AnonymousAnonymous wrote:
Annie Wilkes from Misery
I totally agree with you on that one. Speaking as an artist, I can't imagine anything more terrifying than having to subordinate my creative abilities to somebody else's tastes under threat of bodily harm. Not only was Annie Wilkes volatile, psychotic, homicidal, and sadistic, she was the embodiment of everything that plagues artists-- mediocrity, and unhealthy obsession with formulaic repetition, and stagnation. And of course, let's not forget that her possessiveness resulted in a particularly gruesome display involving a sledgehammer and a 2x4.
I'm also going to add
Sergeant Barnes from
Platoon to the list. The character was created to be perfectly unlikable.
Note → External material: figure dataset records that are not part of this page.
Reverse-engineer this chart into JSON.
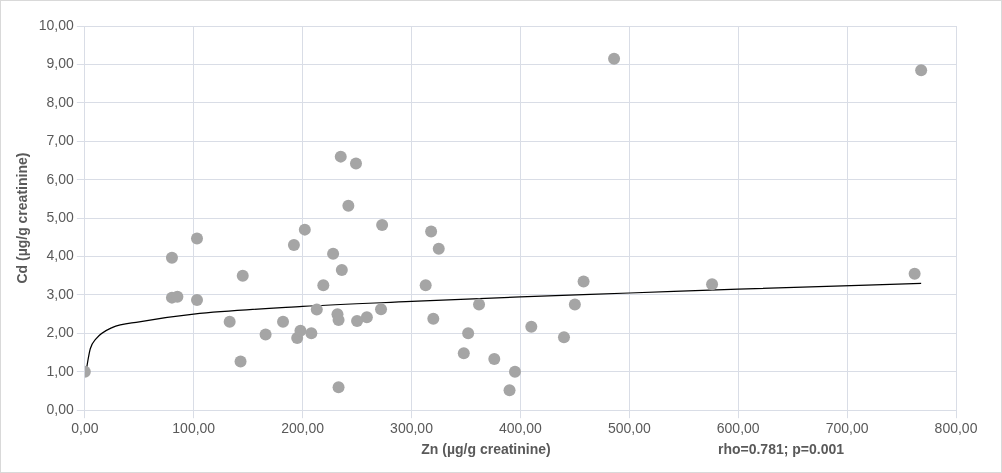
{
  "chart_data": {
    "type": "scatter",
    "xlabel": "Zn   (µg/g creatinine)",
    "ylabel": "Cd (µg/g creatinine)",
    "annotations": [
      "rho=0.781; p=0.001"
    ],
    "xlim": [
      0,
      800
    ],
    "xticks": [
      {
        "value": 0,
        "label": "0,00"
      },
      {
        "value": 100,
        "label": "100,00"
      },
      {
        "value": 200,
        "label": "200,00"
      },
      {
        "value": 300,
        "label": "300,00"
      },
      {
        "value": 400,
        "label": "400,00"
      },
      {
        "value": 500,
        "label": "500,00"
      },
      {
        "value": 600,
        "label": "600,00"
      },
      {
        "value": 700,
        "label": "700,00"
      },
      {
        "value": 800,
        "label": "800,00"
      }
    ],
    "ylim": [
      0,
      10
    ],
    "yticks": [
      {
        "value": 0,
        "label": "0,00"
      },
      {
        "value": 1,
        "label": "1,00"
      },
      {
        "value": 2,
        "label": "2,00"
      },
      {
        "value": 3,
        "label": "3,00"
      },
      {
        "value": 4,
        "label": "4,00"
      },
      {
        "value": 5,
        "label": "5,00"
      },
      {
        "value": 6,
        "label": "6,00"
      },
      {
        "value": 7,
        "label": "7,00"
      },
      {
        "value": 8,
        "label": "8,00"
      },
      {
        "value": 9,
        "label": "9,00"
      },
      {
        "value": 10,
        "label": "10,00"
      }
    ],
    "grid": true,
    "marker": "circle",
    "legend": false,
    "series": [
      {
        "color": "#a5a5a5",
        "x": [
          0,
          80,
          80,
          85,
          103,
          103,
          133,
          143,
          145,
          166,
          182,
          192,
          195,
          198,
          202,
          208,
          213,
          219,
          228,
          232,
          233,
          233,
          235,
          236,
          242,
          249,
          250,
          259,
          272,
          273,
          313,
          318,
          320,
          325,
          348,
          352,
          362,
          376,
          390,
          395,
          410,
          440,
          450,
          458,
          486,
          576,
          762,
          768
        ],
        "values": [
          1.0,
          3.97,
          2.93,
          2.95,
          4.47,
          2.87,
          2.3,
          1.27,
          3.5,
          1.97,
          2.3,
          4.3,
          1.88,
          2.07,
          4.7,
          2.0,
          2.62,
          3.25,
          4.07,
          2.5,
          2.35,
          0.6,
          6.6,
          3.65,
          5.32,
          6.42,
          2.32,
          2.42,
          2.63,
          4.82,
          3.25,
          4.65,
          2.38,
          4.2,
          1.48,
          2.0,
          2.75,
          1.33,
          0.52,
          1.0,
          2.17,
          1.9,
          2.75,
          3.35,
          9.15,
          3.28,
          3.55,
          8.85
        ]
      },
      {
        "type": "line",
        "color": "#000000",
        "marker": "none",
        "x": [
          1,
          5,
          10,
          25,
          50,
          100,
          200,
          300,
          400,
          500,
          600,
          768
        ],
        "values": [
          1.0,
          1.6,
          1.85,
          2.15,
          2.3,
          2.5,
          2.7,
          2.83,
          2.95,
          3.05,
          3.15,
          3.3
        ]
      }
    ]
  }
}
He was a murderous, dishonorable backstabber, the symbolic darkness to the light symbolized by Sergeant Elias. And then he intentionally left Elias to die. Boy, was I happy to see him finally get what was coming to him.
Oh, almost forgot.
Carter Burke from
Aliens. What a
sleaze. The Weyland-Yutani Corporation has a long history of unscrupulous behavior within the canon of the
Alien movies-- but Burke's actions are in a class of their own. His scheme to use Ripley and Newt to carry alien embryos past quarantine (and kill the rest of the Colonial Marines in the process) was a really special kind of vile. Not to mention his cowardice of actually
sealing the door behind him and trapping the other survivors when he abandoned them. Luckily, said cowardice put him right in the path of a ticked off xenomorph.
I have to agree with you on Burke and Barnes. What Burke did made Ripley question which species was worse, and what Barnes did makes you wonder whose side he was on.